The average price of a room at a Casa Particular is $25. If breakfast is offered, that is an additonal $5. Some homes even offer dinner for various prices. The advent of the increase of tourism to Cuba, however, is bringing rapid inflation, so these prices are increasing monthly in the larger cities.
Through word of mouth and experience with Europeans, most Casa Particulars have refrigerators in the room. These will be stocked with beer, soda and bottled water for another small price.
The joy of the system is that they are all connected via the friends and family network. If you are staying in Camaquey and need a place in Santi Spiritus, one or two phone calls by your host, and you have a reservation.
This is convenient for you, and each referral buys the host either a few pesos from their contact or good will for future referals.
Cuba is a small island, and families are very large, so this friends and family connection works far better than the internet ever will for the forseeable future.
Staying at a Casa Paticular often means you either must be very adept at sign language or speak a modicum of Spanish, but the rewards far outweigh the difficulties.
While you do not see how the very poor, or folks in the country live, you have a very good insight to the growing middle class of Cuba.
You learn new things and they benefit in a big way financially. The CUC is only traded for foreign currency, so the only way for a Cuban to get their hands on them is through dealing with those that have them.

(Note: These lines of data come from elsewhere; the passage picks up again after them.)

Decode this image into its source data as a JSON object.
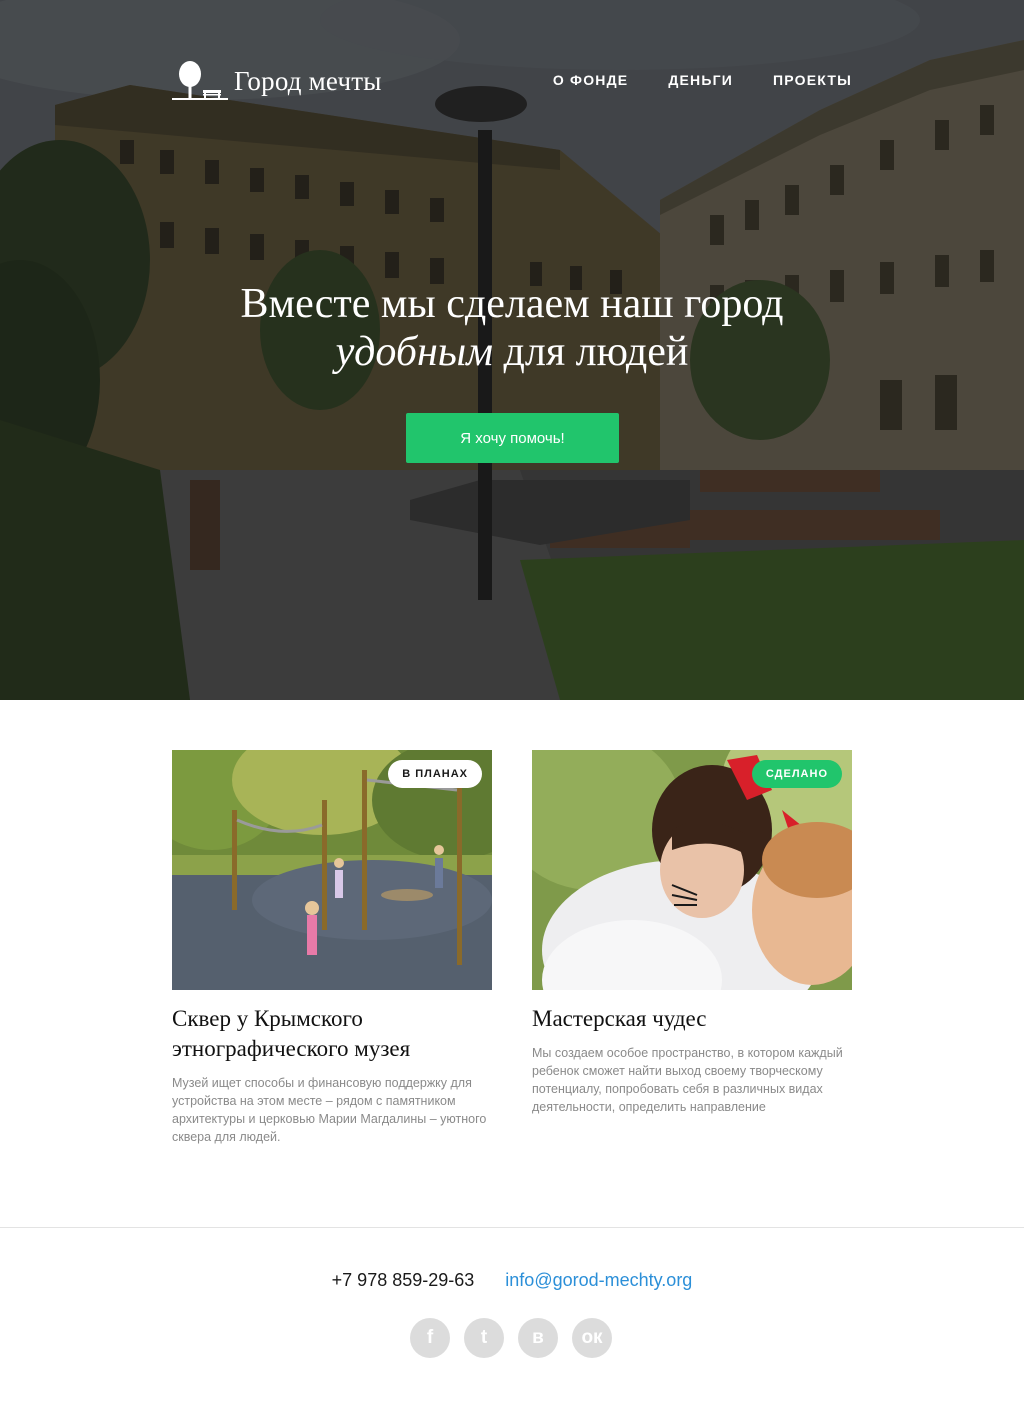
{
  "header": {
    "logo_text": "Город мечты",
    "nav": [
      "О ФОНДЕ",
      "ДЕНЬГИ",
      "ПРОЕКТЫ"
    ]
  },
  "hero": {
    "title_line1": "Вместе мы сделаем наш город",
    "title_italic": "удобным",
    "title_rest": " для людей",
    "cta_label": "Я хочу помочь!",
    "accent_color": "#21c56c"
  },
  "projects": [
    {
      "status": "В ПЛАНАХ",
      "title": "Сквер у Крымского этнографического музея",
      "description": "Музей ищет способы и финансовую поддержку для устройства на этом месте – рядом с памятником архитектуры и церковью Марии Магдалины – уютного сквера для людей."
    },
    {
      "status": "СДЕЛАНО",
      "title": "Мастерская чудес",
      "description": "Мы создаем особое пространство, в котором каждый ребенок сможет найти выход своему творческому потенциалу, попробовать себя в различных видах деятельности, определить направление"
    }
  ],
  "footer": {
    "phone": "+7 978 859-29-63",
    "email": "info@gorod-mechty.org",
    "email_color": "#2b8fd8",
    "socials": [
      {
        "icon": "facebook-icon",
        "glyph": "f"
      },
      {
        "icon": "twitter-icon",
        "glyph": "t"
      },
      {
        "icon": "vk-icon",
        "glyph": "в"
      },
      {
        "icon": "odnoklassniki-icon",
        "glyph": "ок"
      }
    ]
  }
}
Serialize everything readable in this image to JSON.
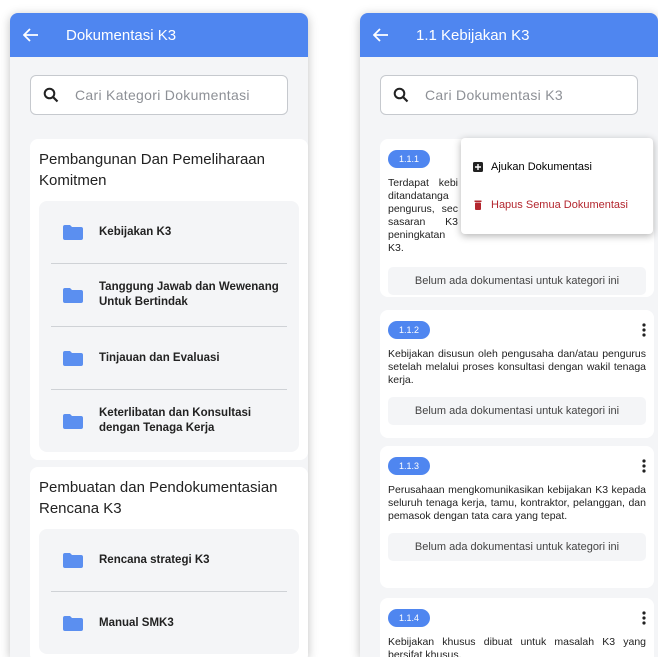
{
  "left": {
    "title": "Dokumentasi K3",
    "search_placeholder": "Cari Kategori Dokumentasi",
    "groups": [
      {
        "title": "Pembangunan Dan Pemeliharaan Komitmen",
        "items": [
          {
            "label": "Kebijakan K3"
          },
          {
            "label": "Tanggung Jawab dan Wewenang Untuk Bertindak"
          },
          {
            "label": "Tinjauan dan Evaluasi"
          },
          {
            "label": "Keterlibatan dan Konsultasi dengan Tenaga Kerja"
          }
        ]
      },
      {
        "title": "Pembuatan dan Pendokumentasian Rencana K3",
        "items": [
          {
            "label": "Rencana strategi K3"
          },
          {
            "label": "Manual SMK3"
          }
        ]
      }
    ]
  },
  "right": {
    "title": "1.1 Kebijakan K3",
    "search_placeholder": "Cari Dokumentasi K3",
    "menu": {
      "submit": "Ajukan Dokumentasi",
      "delete_all": "Hapus Semua Dokumentasi"
    },
    "empty_text": "Belum ada dokumentasi untuk kategori ini",
    "entries": [
      {
        "code": "1.1.1",
        "desc": "Terdapat kebi ditandatanga pengurus, sec sasaran K3 peningkatan K3."
      },
      {
        "code": "1.1.2",
        "desc": "Kebijakan disusun oleh pengusaha dan/atau pengurus setelah melalui proses konsultasi dengan wakil tenaga kerja."
      },
      {
        "code": "1.1.3",
        "desc": "Perusahaan mengkomunikasikan kebijakan K3 kepada seluruh tenaga kerja, tamu, kontraktor, pelanggan, dan pemasok dengan tata cara yang tepat."
      },
      {
        "code": "1.1.4",
        "desc": "Kebijakan khusus dibuat untuk masalah K3 yang bersifat khusus."
      }
    ]
  },
  "colors": {
    "appbar": "#4f86f0",
    "folder": "#4f86f0",
    "danger": "#b3262e"
  }
}
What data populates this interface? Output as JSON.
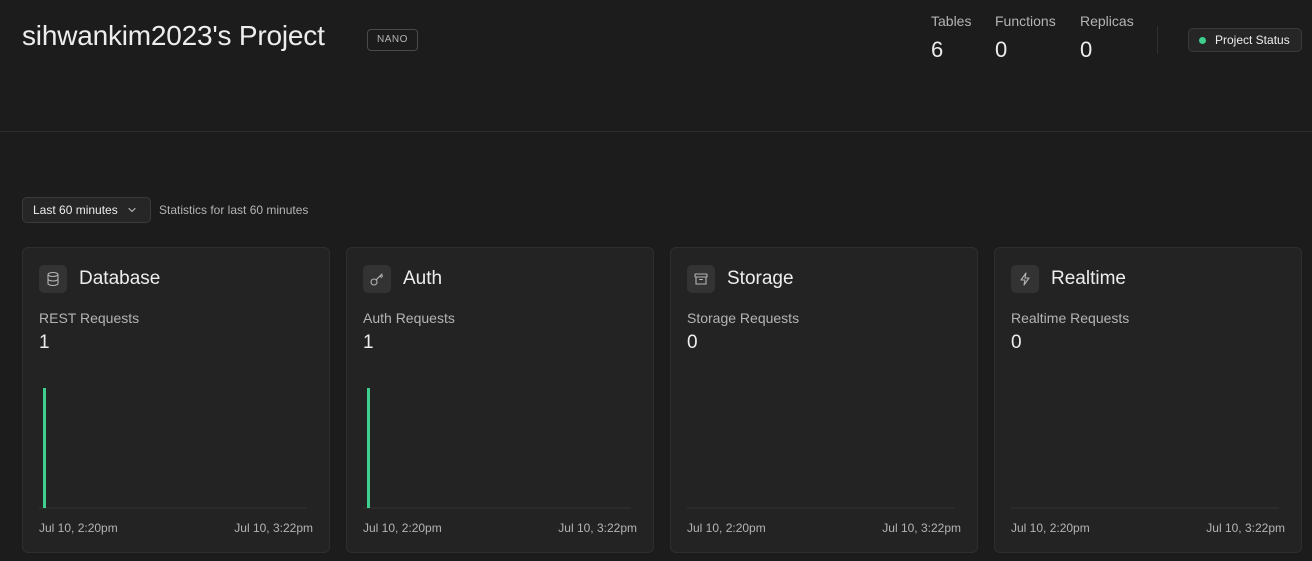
{
  "header": {
    "title": "sihwankim2023's Project",
    "plan_badge": "NANO",
    "stats": [
      {
        "label": "Tables",
        "value": "6"
      },
      {
        "label": "Functions",
        "value": "0"
      },
      {
        "label": "Replicas",
        "value": "0"
      }
    ],
    "status_button": {
      "label": "Project Status",
      "indicator_color": "#3ecf8e"
    }
  },
  "filters": {
    "range_label": "Last 60 minutes",
    "range_description": "Statistics for last 60 minutes"
  },
  "cards": [
    {
      "title": "Database",
      "icon": "database-icon",
      "metric_label": "REST Requests",
      "metric_value": "1",
      "start_time": "Jul 10, 2:20pm",
      "end_time": "Jul 10, 3:22pm"
    },
    {
      "title": "Auth",
      "icon": "key-icon",
      "metric_label": "Auth Requests",
      "metric_value": "1",
      "start_time": "Jul 10, 2:20pm",
      "end_time": "Jul 10, 3:22pm"
    },
    {
      "title": "Storage",
      "icon": "archive-icon",
      "metric_label": "Storage Requests",
      "metric_value": "0",
      "start_time": "Jul 10, 2:20pm",
      "end_time": "Jul 10, 3:22pm"
    },
    {
      "title": "Realtime",
      "icon": "lightning-icon",
      "metric_label": "Realtime Requests",
      "metric_value": "0",
      "start_time": "Jul 10, 2:20pm",
      "end_time": "Jul 10, 3:22pm"
    }
  ],
  "chart_data": [
    {
      "type": "bar",
      "title": "REST Requests",
      "x_range": [
        "Jul 10, 2:20pm",
        "Jul 10, 3:22pm"
      ],
      "x": [
        "Jul 10, 2:20pm"
      ],
      "values": [
        1
      ],
      "ylim": [
        0,
        1
      ],
      "color": "#3ecf8e"
    },
    {
      "type": "bar",
      "title": "Auth Requests",
      "x_range": [
        "Jul 10, 2:20pm",
        "Jul 10, 3:22pm"
      ],
      "x": [
        "Jul 10, 2:20pm"
      ],
      "values": [
        1
      ],
      "ylim": [
        0,
        1
      ],
      "color": "#3ecf8e"
    },
    {
      "type": "bar",
      "title": "Storage Requests",
      "x_range": [
        "Jul 10, 2:20pm",
        "Jul 10, 3:22pm"
      ],
      "x": [],
      "values": [],
      "ylim": [
        0,
        1
      ],
      "color": "#3ecf8e"
    },
    {
      "type": "bar",
      "title": "Realtime Requests",
      "x_range": [
        "Jul 10, 2:20pm",
        "Jul 10, 3:22pm"
      ],
      "x": [],
      "values": [],
      "ylim": [
        0,
        1
      ],
      "color": "#3ecf8e"
    }
  ]
}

The CUC gives your host the ability to shop at the CUC stores, which have a much more abundant supply of everything from rice to toothpaste. This is versus the peso stores where the shelves are empty less the occasional shipment of spaghetti or rum.
Kind travelers also recognize that simple items like shampoos and soaps are hard to come by in Cuba, and often leave what they no longer need behind. Very kind travelers leave some of their clothes behind as well, another item, while available, is not of very good quality.
So, if you want a more real experience on your next trip to Cuba, stay at a Casa Particular. The beds may be hard as a rock, and the sheets will be thin, the pillows even thinner, but you will take away an experience that you can not trade for the world.